I hadn't searched for ages but I just found they have a new website.
This is Namiki Sensei:
There are plenty of other familiar faces in there too, but I think you'll be able to better put names to faces than me. I trained a lot with the slim, dark Brazilian guy but could barely talk to him in Japanese, let alone Portuguese.
06-06-2008, 10:55 AM
Thanks for the picture. I remember Namiki Sensei's face, but never knew his name. He came around the hombu dojo from time to time but he wasn't one of the regulars there.
Best to you.
08-12-2008, 09:16 PM
Hi!!!!Look this videos
11-10-2008, 05:02 PM
Sorry for the bad news, but just today this fact was reported to us by our Master, a close friend of Tezuka sensei
Yesterday Tezuka Akira sensei passed away. He was one of the faithful uchi deshi of Mochizuki Minoru sensei and practised with energy at the old Yoseikan Dojo in Shizuoka. He strongly believed in Budo and tradition and preserved them through the years with his everyday practise. He continued Master Mochizuki's work in Shizuoka Yoseikan dojo with the Budo Seifukai. He left a big gap in Yoseikan tradition
01-27-2009, 10:12 AM
Interesting video of Sensei Murai teaching...
05-01-2009, 07:19 AM
>>>I trained a lot with the slim, dark Brazilian guy but could barely talk to him in Japanese, let alone Portuguese.
That sounds like YAMAUCHI Masao, who posted to this thread with links to current Seifukai video. Another skilled Japanese Brazillian of Yoseikan and then Seifukai is KAWANISHI Isao, 3dan, who recently returned to Brazil. Pictured here are Namiki sensei, Sugiyama sensei, and Kawanishi about a month ago at Kawanishi's sayonara party.
05-01-2009, 07:18 PM
Thanks for the info. I ended up transferring back to Hamamatsu and have been training with Chris Farnham who started this thread. We tried a few local Aikikai dojos of varying quality and finally ended up with a group of "Aiki-Ronin" near Shizudai. I'm afraid I haven't had time to do that and fit in restarting Seifukai.
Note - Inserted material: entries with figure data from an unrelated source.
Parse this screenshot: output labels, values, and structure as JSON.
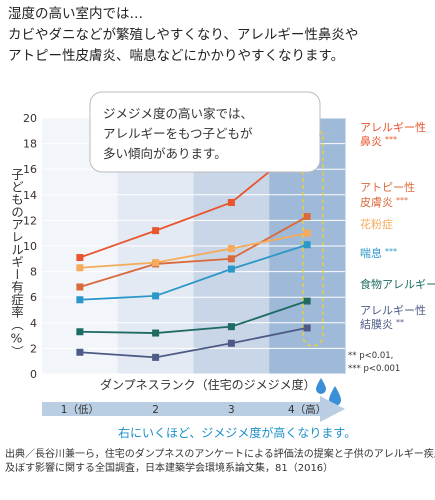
{
  "intro": [
    "湿度の高い室内では…",
    "カビやダニなどが繁殖しやすくなり、アレルギー性鼻炎や",
    "アトピー性皮膚炎、喘息などにかかりやすくなります。"
  ],
  "callout": [
    "ジメジメ度の高い家では、",
    "アレルギーをもつ子どもが",
    "多い傾向があります。"
  ],
  "chart_data": {
    "type": "line",
    "ylabel": "子どものアレルギー有症率（%）",
    "xlabel": "ダンプネスランク（住宅のジメジメ度）",
    "categories": [
      "1（低）",
      "2",
      "3",
      "4（高）"
    ],
    "ylim": [
      0,
      20
    ],
    "yticks": [
      0,
      2,
      4,
      6,
      8,
      10,
      12,
      14,
      16,
      18,
      20
    ],
    "series": [
      {
        "label_lines": [
          "アレルギー性",
          "鼻炎"
        ],
        "sig": "***",
        "color": "#e8552e",
        "marker": "square",
        "values": [
          9.1,
          11.2,
          13.4,
          18.2
        ]
      },
      {
        "label_lines": [
          "アトピー性",
          "皮膚炎"
        ],
        "sig": "***",
        "color": "#d96a3c",
        "marker": "square",
        "values": [
          6.8,
          8.6,
          9.0,
          12.3
        ]
      },
      {
        "label_lines": [
          "花粉症"
        ],
        "sig": "",
        "color": "#f5ab5a",
        "marker": "square",
        "values": [
          8.3,
          8.7,
          9.8,
          11.0
        ]
      },
      {
        "label_lines": [
          "喘息"
        ],
        "sig": "***",
        "color": "#2b97c9",
        "marker": "square",
        "values": [
          5.8,
          6.1,
          8.2,
          10.1
        ]
      },
      {
        "label_lines": [
          "食物アレルギー"
        ],
        "sig": "",
        "color": "#1f6b64",
        "marker": "square",
        "values": [
          3.3,
          3.2,
          3.7,
          5.7
        ]
      },
      {
        "label_lines": [
          "アレルギー性",
          "結膜炎"
        ],
        "sig": "**",
        "color": "#4d5a86",
        "marker": "square",
        "values": [
          1.7,
          1.3,
          2.4,
          3.6
        ]
      }
    ],
    "grid": true
  },
  "significance": [
    "** p<0.01,",
    "*** p<0.001"
  ],
  "arrow_caption": "右にいくほど、ジメジメ度が高くなります。",
  "footnote": [
    "出典／長谷川兼一ら，住宅のダンプネスのアンケートによる評価法の提案と子供のアレルギー疾患に",
    "及ぼす影響に関する全国調査，日本建築学会環境系論文集，81（2016）"
  ],
  "colors": {
    "band1": "#f2f5fa",
    "band2": "#e4eaf3",
    "band3": "#c9d6e8",
    "band4": "#9fb9d8",
    "grid": "#ffffff",
    "arrow": "#b9cde3",
    "caption": "#1b8fc8",
    "drop": "#3a8fd6",
    "highlight": "#e5d33a"
  }
}
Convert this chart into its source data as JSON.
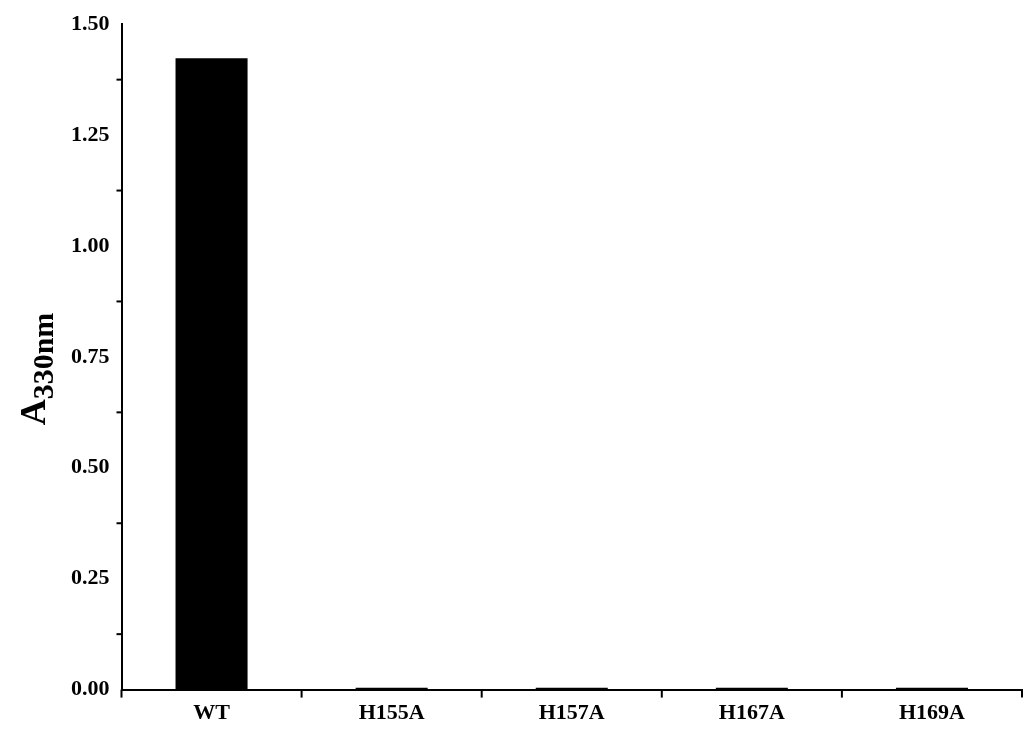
{
  "chart_data": {
    "type": "bar",
    "ylabel": "A$_{330nm}$",
    "categories": [
      "WT",
      "H155A",
      "H157A",
      "H167A",
      "H169A"
    ],
    "values": [
      1.423,
      0.004,
      0.004,
      0.004,
      0.004
    ],
    "color": "#000000",
    "ylim": [
      0,
      1.5
    ],
    "yticks": [
      {
        "value": 0,
        "label": "0.00"
      },
      {
        "value": 0.25,
        "label": "0.25"
      },
      {
        "value": 0.5,
        "label": "0.50"
      },
      {
        "value": 0.75,
        "label": "0.75"
      },
      {
        "value": 1,
        "label": "1.00"
      },
      {
        "value": 1.25,
        "label": "1.25"
      },
      {
        "value": 1.5,
        "label": "1.50"
      }
    ],
    "grid": false,
    "legend": false
  }
}
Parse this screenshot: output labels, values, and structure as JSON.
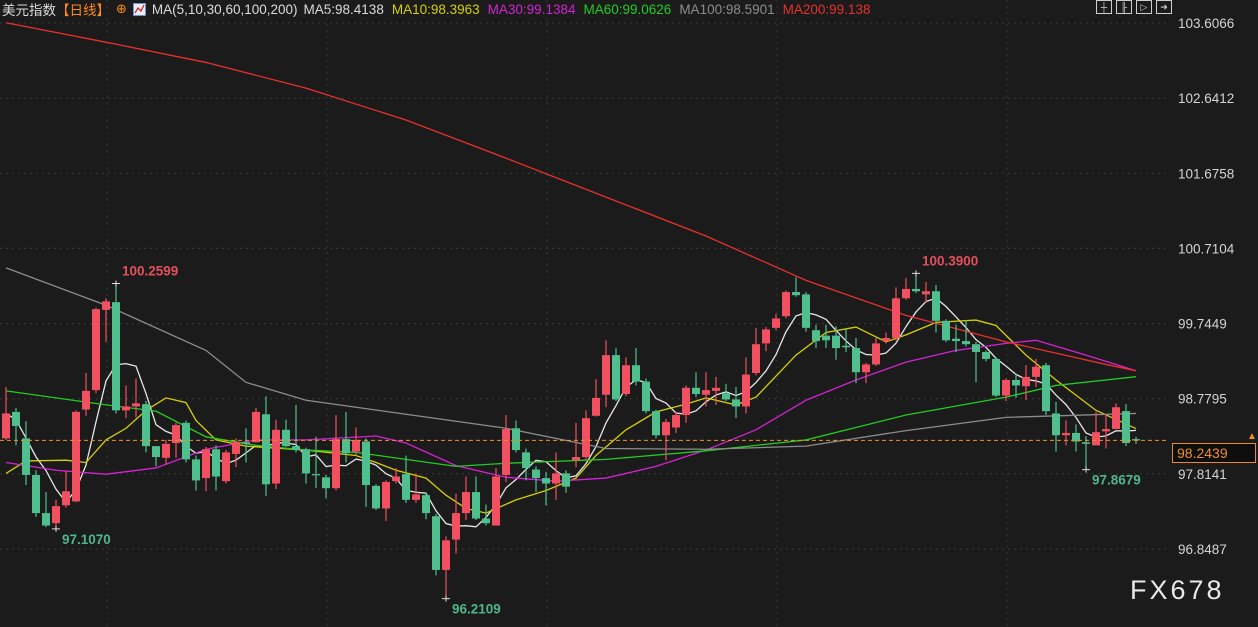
{
  "header": {
    "title": "美元指数",
    "period": "【日线】",
    "period_icon": "target-circle-icon",
    "indicator_icon": "chart-icon",
    "ma_label": "MA(5,10,30,60,100,200)",
    "values": [
      {
        "text": "MA5:98.4138",
        "color": "#dcdcdc"
      },
      {
        "text": "MA10:98.3963",
        "color": "#d4d000"
      },
      {
        "text": "MA30:99.1384",
        "color": "#d422d4"
      },
      {
        "text": "MA60:99.0626",
        "color": "#22cc22"
      },
      {
        "text": "MA100:98.5901",
        "color": "#8c8c8c"
      },
      {
        "text": "MA200:99.138",
        "color": "#e8302c"
      }
    ]
  },
  "toolbar": {
    "icons": [
      "crosshair-icon",
      "zoom-range-icon",
      "play-icon",
      "exit-icon"
    ]
  },
  "watermark": "FX678",
  "chart_data": {
    "type": "candlestick",
    "title": "美元指数",
    "period": "日线",
    "y_axis": {
      "ticks": [
        "103.6066",
        "102.6412",
        "101.6758",
        "100.7104",
        "99.7449",
        "98.7795",
        "97.8141",
        "96.8487"
      ],
      "range": [
        96.21,
        103.6066
      ],
      "position": "right"
    },
    "grid": true,
    "colors": {
      "up": "#f0505f",
      "down": "#4fbf8d",
      "background": "#1b1b1b",
      "last_price": "#ef8e2f"
    },
    "last_price": "98.2439",
    "candles_ohlc": [
      [
        98.27,
        98.93,
        98.25,
        98.59
      ],
      [
        98.61,
        98.66,
        98.18,
        98.43
      ],
      [
        98.27,
        98.49,
        97.67,
        97.8
      ],
      [
        97.8,
        97.86,
        97.26,
        97.31
      ],
      [
        97.31,
        97.58,
        97.13,
        97.15
      ],
      [
        97.18,
        97.48,
        97.107,
        97.4
      ],
      [
        97.41,
        97.85,
        97.38,
        97.59
      ],
      [
        97.46,
        98.63,
        97.45,
        98.61
      ],
      [
        98.64,
        99.11,
        98.56,
        98.88
      ],
      [
        98.89,
        99.95,
        98.85,
        99.93
      ],
      [
        99.92,
        100.07,
        99.51,
        100.03
      ],
      [
        100.02,
        100.2599,
        98.59,
        98.63
      ],
      [
        98.63,
        98.95,
        98.53,
        98.68
      ],
      [
        98.68,
        99.04,
        98.54,
        98.72
      ],
      [
        98.71,
        98.75,
        98.09,
        98.17
      ],
      [
        98.17,
        98.17,
        97.91,
        98.03
      ],
      [
        98.02,
        98.25,
        97.93,
        98.2
      ],
      [
        98.21,
        98.47,
        98.02,
        98.44
      ],
      [
        98.47,
        98.5,
        97.96,
        98.0
      ],
      [
        98.0,
        98.05,
        97.6,
        97.73
      ],
      [
        97.76,
        98.16,
        97.59,
        98.13
      ],
      [
        98.13,
        98.18,
        97.6,
        97.78
      ],
      [
        97.72,
        98.12,
        97.69,
        98.09
      ],
      [
        98.07,
        98.27,
        97.9,
        98.22
      ],
      [
        98.22,
        98.4,
        97.96,
        98.2
      ],
      [
        98.22,
        98.66,
        98.22,
        98.61
      ],
      [
        98.58,
        98.81,
        97.53,
        97.68
      ],
      [
        97.69,
        98.51,
        97.62,
        98.38
      ],
      [
        98.38,
        98.51,
        98.16,
        98.17
      ],
      [
        98.17,
        98.7,
        98.09,
        98.12
      ],
      [
        98.13,
        98.15,
        97.69,
        97.82
      ],
      [
        97.81,
        98.29,
        97.63,
        97.8
      ],
      [
        97.77,
        97.8,
        97.5,
        97.63
      ],
      [
        97.63,
        98.57,
        97.6,
        98.26
      ],
      [
        98.26,
        98.61,
        97.96,
        98.08
      ],
      [
        98.1,
        98.41,
        98.05,
        98.25
      ],
      [
        98.23,
        98.27,
        97.39,
        97.67
      ],
      [
        97.66,
        97.68,
        97.35,
        97.37
      ],
      [
        97.37,
        97.73,
        97.21,
        97.71
      ],
      [
        97.72,
        97.89,
        97.69,
        97.78
      ],
      [
        97.81,
        98.05,
        97.44,
        97.48
      ],
      [
        97.48,
        97.82,
        97.44,
        97.55
      ],
      [
        97.54,
        97.57,
        97.23,
        97.31
      ],
      [
        97.27,
        97.3,
        96.51,
        96.58
      ],
      [
        96.58,
        97.01,
        96.2109,
        96.96
      ],
      [
        96.97,
        97.56,
        96.79,
        97.31
      ],
      [
        97.31,
        97.78,
        97.22,
        97.58
      ],
      [
        97.58,
        97.78,
        97.22,
        97.24
      ],
      [
        97.24,
        97.42,
        97.15,
        97.18
      ],
      [
        97.15,
        97.89,
        97.15,
        97.78
      ],
      [
        97.8,
        98.57,
        97.71,
        98.39
      ],
      [
        98.4,
        98.5,
        98.09,
        98.12
      ],
      [
        98.09,
        98.14,
        97.73,
        97.89
      ],
      [
        97.87,
        97.91,
        97.58,
        97.76
      ],
      [
        97.76,
        97.84,
        97.41,
        97.69
      ],
      [
        97.69,
        98.09,
        97.48,
        97.82
      ],
      [
        97.82,
        97.86,
        97.57,
        97.65
      ],
      [
        97.99,
        98.47,
        97.9,
        98.03
      ],
      [
        98.03,
        98.63,
        97.99,
        98.53
      ],
      [
        98.56,
        99.03,
        98.55,
        98.79
      ],
      [
        98.83,
        99.53,
        98.67,
        99.34
      ],
      [
        99.34,
        99.43,
        98.75,
        98.77
      ],
      [
        98.84,
        99.31,
        98.81,
        99.21
      ],
      [
        99.21,
        99.43,
        98.95,
        99.0
      ],
      [
        99.0,
        99.04,
        98.59,
        98.62
      ],
      [
        98.62,
        98.64,
        98.27,
        98.31
      ],
      [
        98.31,
        98.52,
        97.99,
        98.48
      ],
      [
        98.41,
        98.61,
        98.34,
        98.57
      ],
      [
        98.57,
        98.95,
        98.47,
        98.92
      ],
      [
        98.92,
        99.12,
        98.8,
        98.84
      ],
      [
        98.83,
        99.12,
        98.68,
        98.89
      ],
      [
        98.88,
        99.06,
        98.7,
        98.92
      ],
      [
        98.85,
        98.97,
        98.75,
        98.77
      ],
      [
        98.77,
        98.93,
        98.53,
        98.68
      ],
      [
        98.68,
        99.31,
        98.59,
        99.09
      ],
      [
        99.11,
        99.69,
        99.08,
        99.48
      ],
      [
        99.49,
        99.7,
        99.39,
        99.67
      ],
      [
        99.69,
        99.87,
        99.66,
        99.81
      ],
      [
        99.84,
        100.17,
        99.81,
        100.15
      ],
      [
        100.15,
        100.34,
        100.09,
        100.11
      ],
      [
        100.12,
        100.15,
        99.64,
        99.69
      ],
      [
        99.66,
        99.73,
        99.43,
        99.52
      ],
      [
        99.59,
        99.73,
        99.43,
        99.53
      ],
      [
        99.59,
        99.71,
        99.28,
        99.43
      ],
      [
        99.46,
        99.69,
        99.38,
        99.44
      ],
      [
        99.43,
        99.56,
        98.98,
        99.12
      ],
      [
        99.12,
        99.24,
        98.98,
        99.22
      ],
      [
        99.22,
        99.56,
        99.2,
        99.49
      ],
      [
        99.52,
        99.63,
        99.49,
        99.56
      ],
      [
        99.56,
        100.21,
        99.53,
        100.07
      ],
      [
        100.07,
        100.33,
        100.05,
        100.19
      ],
      [
        100.19,
        100.39,
        100.14,
        100.16
      ],
      [
        100.12,
        100.28,
        100.01,
        100.16
      ],
      [
        100.16,
        100.24,
        99.63,
        99.78
      ],
      [
        99.78,
        99.8,
        99.51,
        99.53
      ],
      [
        99.55,
        99.73,
        99.38,
        99.52
      ],
      [
        99.52,
        99.79,
        99.45,
        99.48
      ],
      [
        99.48,
        99.51,
        98.99,
        99.38
      ],
      [
        99.38,
        99.4,
        99.26,
        99.29
      ],
      [
        99.29,
        99.31,
        98.8,
        98.82
      ],
      [
        98.82,
        99.04,
        98.75,
        99.02
      ],
      [
        99.02,
        99.1,
        98.79,
        98.95
      ],
      [
        98.94,
        99.21,
        98.76,
        99.06
      ],
      [
        99.06,
        99.29,
        98.93,
        99.19
      ],
      [
        99.21,
        99.24,
        98.57,
        98.62
      ],
      [
        98.59,
        98.74,
        98.1,
        98.31
      ],
      [
        98.31,
        98.5,
        98.18,
        98.34
      ],
      [
        98.34,
        98.45,
        98.1,
        98.23
      ],
      [
        98.22,
        98.3,
        97.8679,
        98.2
      ],
      [
        98.18,
        98.61,
        98.18,
        98.35
      ],
      [
        98.36,
        98.58,
        98.14,
        98.39
      ],
      [
        98.39,
        98.72,
        98.39,
        98.67
      ],
      [
        98.62,
        98.71,
        98.17,
        98.21
      ],
      [
        98.26,
        98.29,
        98.2,
        98.2439
      ]
    ],
    "moving_averages": [
      {
        "name": "MA5",
        "color": "#e6e6e6",
        "from_closes": 5
      },
      {
        "name": "MA10",
        "color": "#d4d000",
        "points": [
          [
            0,
            97.82
          ],
          [
            2,
            97.98
          ],
          [
            6,
            97.99
          ],
          [
            8,
            97.96
          ],
          [
            10,
            98.25
          ],
          [
            12,
            98.4
          ],
          [
            14,
            98.63
          ],
          [
            16,
            98.79
          ],
          [
            18,
            98.73
          ],
          [
            19,
            98.5
          ],
          [
            21,
            98.25
          ],
          [
            24,
            98.17
          ],
          [
            30,
            98.12
          ],
          [
            35,
            98.05
          ],
          [
            37,
            97.96
          ],
          [
            39,
            97.86
          ],
          [
            42,
            97.76
          ],
          [
            44,
            97.54
          ],
          [
            46,
            97.37
          ],
          [
            48,
            97.31
          ],
          [
            51,
            97.48
          ],
          [
            54,
            97.6
          ],
          [
            57,
            97.76
          ],
          [
            59,
            98.05
          ],
          [
            62,
            98.38
          ],
          [
            65,
            98.61
          ],
          [
            68,
            98.71
          ],
          [
            70,
            98.79
          ],
          [
            73,
            98.7
          ],
          [
            75,
            98.8
          ],
          [
            79,
            99.34
          ],
          [
            82,
            99.63
          ],
          [
            85,
            99.7
          ],
          [
            88,
            99.51
          ],
          [
            90,
            99.6
          ],
          [
            93,
            99.76
          ],
          [
            97,
            99.79
          ],
          [
            99,
            99.72
          ],
          [
            102,
            99.34
          ],
          [
            105,
            99.02
          ],
          [
            109,
            98.63
          ],
          [
            113,
            98.3963
          ]
        ]
      },
      {
        "name": "MA30",
        "color": "#d422d4",
        "points": [
          [
            0,
            97.96
          ],
          [
            5,
            97.86
          ],
          [
            10,
            97.81
          ],
          [
            15,
            97.89
          ],
          [
            20,
            98.13
          ],
          [
            25,
            98.25
          ],
          [
            30,
            98.25
          ],
          [
            37,
            98.3
          ],
          [
            40,
            98.21
          ],
          [
            45,
            97.92
          ],
          [
            50,
            97.77
          ],
          [
            55,
            97.72
          ],
          [
            60,
            97.76
          ],
          [
            65,
            97.91
          ],
          [
            70,
            98.12
          ],
          [
            75,
            98.38
          ],
          [
            80,
            98.76
          ],
          [
            85,
            99.02
          ],
          [
            90,
            99.25
          ],
          [
            95,
            99.4
          ],
          [
            100,
            99.49
          ],
          [
            103,
            99.53
          ],
          [
            108,
            99.34
          ],
          [
            113,
            99.1384
          ]
        ]
      },
      {
        "name": "MA60",
        "color": "#22cc22",
        "points": [
          [
            0,
            98.88
          ],
          [
            10,
            98.7
          ],
          [
            15,
            98.62
          ],
          [
            20,
            98.29
          ],
          [
            25,
            98.18
          ],
          [
            30,
            98.12
          ],
          [
            35,
            98.09
          ],
          [
            40,
            98.0
          ],
          [
            45,
            97.91
          ],
          [
            50,
            97.95
          ],
          [
            60,
            98.0
          ],
          [
            70,
            98.11
          ],
          [
            80,
            98.25
          ],
          [
            90,
            98.57
          ],
          [
            100,
            98.8
          ],
          [
            105,
            98.95
          ],
          [
            113,
            99.0626
          ]
        ]
      },
      {
        "name": "MA100",
        "color": "#8c8c8c",
        "points": [
          [
            0,
            100.46
          ],
          [
            10,
            99.98
          ],
          [
            20,
            99.4
          ],
          [
            24,
            98.99
          ],
          [
            30,
            98.76
          ],
          [
            40,
            98.58
          ],
          [
            50,
            98.4
          ],
          [
            60,
            98.14
          ],
          [
            70,
            98.13
          ],
          [
            80,
            98.17
          ],
          [
            90,
            98.37
          ],
          [
            100,
            98.54
          ],
          [
            113,
            98.5901
          ]
        ]
      },
      {
        "name": "MA200",
        "color": "#e8302c",
        "points": [
          [
            0,
            103.61
          ],
          [
            10,
            103.36
          ],
          [
            20,
            103.1
          ],
          [
            30,
            102.77
          ],
          [
            40,
            102.36
          ],
          [
            50,
            101.87
          ],
          [
            60,
            101.37
          ],
          [
            70,
            100.87
          ],
          [
            80,
            100.3
          ],
          [
            90,
            99.85
          ],
          [
            100,
            99.51
          ],
          [
            110,
            99.22
          ],
          [
            113,
            99.138
          ]
        ]
      }
    ],
    "annotations": [
      {
        "label": "100.2599",
        "bar": 11,
        "value": 100.2599,
        "kind": "high",
        "color": "#e2505c"
      },
      {
        "label": "97.1070",
        "bar": 5,
        "value": 97.107,
        "kind": "low",
        "color": "#4fb68a"
      },
      {
        "label": "96.2109",
        "bar": 44,
        "value": 96.2109,
        "kind": "low",
        "color": "#4fb68a"
      },
      {
        "label": "100.3900",
        "bar": 91,
        "value": 100.39,
        "kind": "high",
        "color": "#e2505c"
      },
      {
        "label": "97.8679",
        "bar": 108,
        "value": 97.8679,
        "kind": "low",
        "color": "#4fb68a"
      }
    ]
  }
}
I actually called by Hamamatsu Budokan a couple of months ago and briefly spoke to you while I was talking with Namiki sensei (Sugiyama sensei was teaching the class). I remembered you as my occasional "English life-line" and I think I owe you some thanks for the help you gave me about six years ago. If you ever want to catch up, just send me a PM. It was actually quite strange and very satisfying to have my first proper conversation ever with Namiki Sensei whom I could now understand. I also met the big Brazilian Jorge in my local supermarket a while back and he was giving me big slaps on the back and congratulating me on my newfound ability to communicate.
I'm afraid I will be leaving Hamamatsu again once my contract ends in a couple of months, so I'm unlikely to restart Seifukai. Is there any option to just train once or twice as a visitor rather than becoming a full member?
PS: If you're staying in town for Golden Week, have a great time at Hamamatsu Matsuri!